Incorrectly using strtol is unnecessary; the 2nd argument is not an input, but an output i.e. it sets it to the last interpreted character. Above all, why do you want to convert the character to a long and then convert it back again to a character, when all you need is a character to print?

char ISBN[] = "3-423-62167-2";
char *p = ISBN;
while (*p)
{
    if (isdigit(*p))
        printf("%c", *p);
    ++p;
}

EDIT:

To make the whole string into a long:

unsigned long long num = 0;
while (*p)
{
    if (isdigit(*p))
    {
        const char digit = *p - '0';
        num = (num * 10) + digit;
    }
    ++p;
}

Answer 2

What about:

for (char* p = ISBN; *p != '\0'; p++)
{
    if (isdigit(*p))
    {
        printf("%c", *p);
    }
}

If you want a long: Save the characters in a char[] (instead of printf()) and then, when done, convert that to a long. You could even use your ISBN array to do an in-place convert:

int i = 0;
for (char* p = ISBN; *p != '\0'; p++)
{
    if (isdigit(*p))
    {
        ISBN[i++] = *p;
    }
}

ISBN[i] = '\0';

long isbn = strtol(ISBN, NULL, 10);

BTW, you forgot p++ when is digit() is true.

Answer 3

The following code works for me:

#include <stdio.h>
#include <string.h>

int main()
{

char *ptr = "3-423-62167-2";
char ISBN[20];  // should be either ISBN[] or char *ISBN for a string
char *p = ISBN; // declared this one here.. else should be p = ISBN

strcpy(ISBN, ptr);
printf("\nISBN Array: %s\n", ISBN);

while(*p)
{
    if (isdigit(*p))
    {
        long val = strtol(p, &p, 10);
        printf("%ld\n", val);
    }
    else
    {
        p++;
    }
}

}

Have marked the corrections in the comments!

Answer 4

Assuming p is char * pointer you should update your code to

//-----v no *
  char ISBN[20];  //example: 3-423-62167-2
  p = ISBN;
//^-- no *

keep rest of the code as is.

Answer 5

I think what the OP wants is to convert a string with hyphens to a long integer.
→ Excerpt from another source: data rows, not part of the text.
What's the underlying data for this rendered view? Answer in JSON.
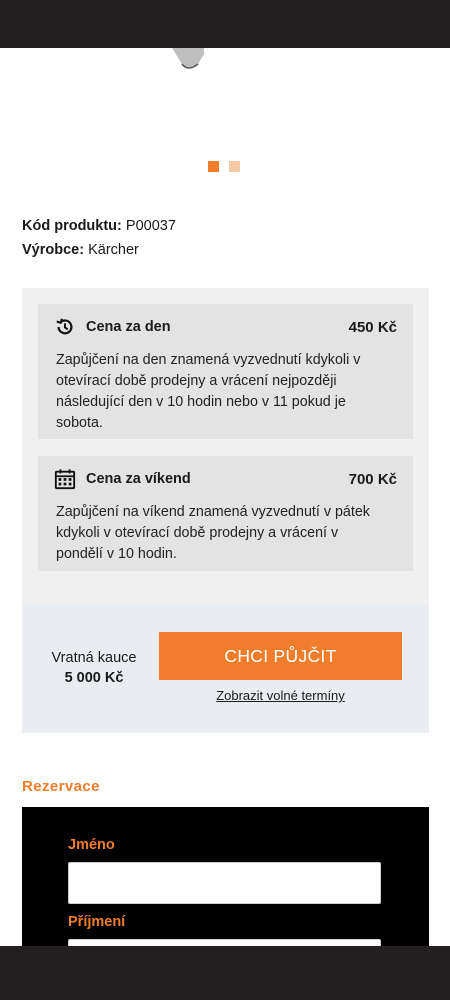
{
  "product": {
    "code_label": "Kód produktu:",
    "code_value": "P00037",
    "maker_label": "Výrobce:",
    "maker_value": "Kärcher"
  },
  "carousel": {
    "slides": 2,
    "active_index": 0
  },
  "pricing": {
    "day": {
      "icon": "history-clock-icon",
      "title": "Cena za den",
      "price": "450 Kč",
      "lines": [
        "Zapůjčení na den znamená vyzvednutí kdykoli v",
        "otevírací době prodejny a vrácení nejpozději",
        "následující den v 10 hodin nebo v 11 pokud je",
        "sobota."
      ]
    },
    "weekend": {
      "icon": "calendar-icon",
      "title": "Cena za víkend",
      "price": "700 Kč",
      "lines": [
        "Zapůjčení na víkend znamená vyzvednutí v pátek",
        "kdykoli v otevírací době prodejny a vrácení v",
        "pondělí v 10 hodin."
      ]
    }
  },
  "deposit": {
    "label": "Vratná kauce",
    "amount": "5 000 Kč"
  },
  "cta": {
    "label": "CHCI PŮJČIT",
    "link": "Zobrazit volné termíny"
  },
  "reservation": {
    "title": "Rezervace",
    "fields": [
      {
        "label": "Jméno",
        "value": ""
      },
      {
        "label": "Příjmení",
        "value": ""
      }
    ]
  },
  "colors": {
    "accent": "#f07d2c",
    "accent_light": "#f6c9a6",
    "bars": "#231f20"
  }
}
This function converts the decimal digits of a string to a long. Hyphens (in any place) are ignored, other characters, including space, lead to a reading error:

/*
 *      Return ISBN as long or -1L on format error
 */
long isbn(const char *str)
{
    long n = 0L;

    if (*str == '\0') return -1L;

    while (*str) {
        if (isdigit(*str)) {
            n = n * 10 + *str - '0';
        } else {
            if (*str != '-') return -1L;
        }
        str++;
    }

    return n;
}

Note that a long has the same size as an int on some machines and may not be wide enough to store a numeric ISBN.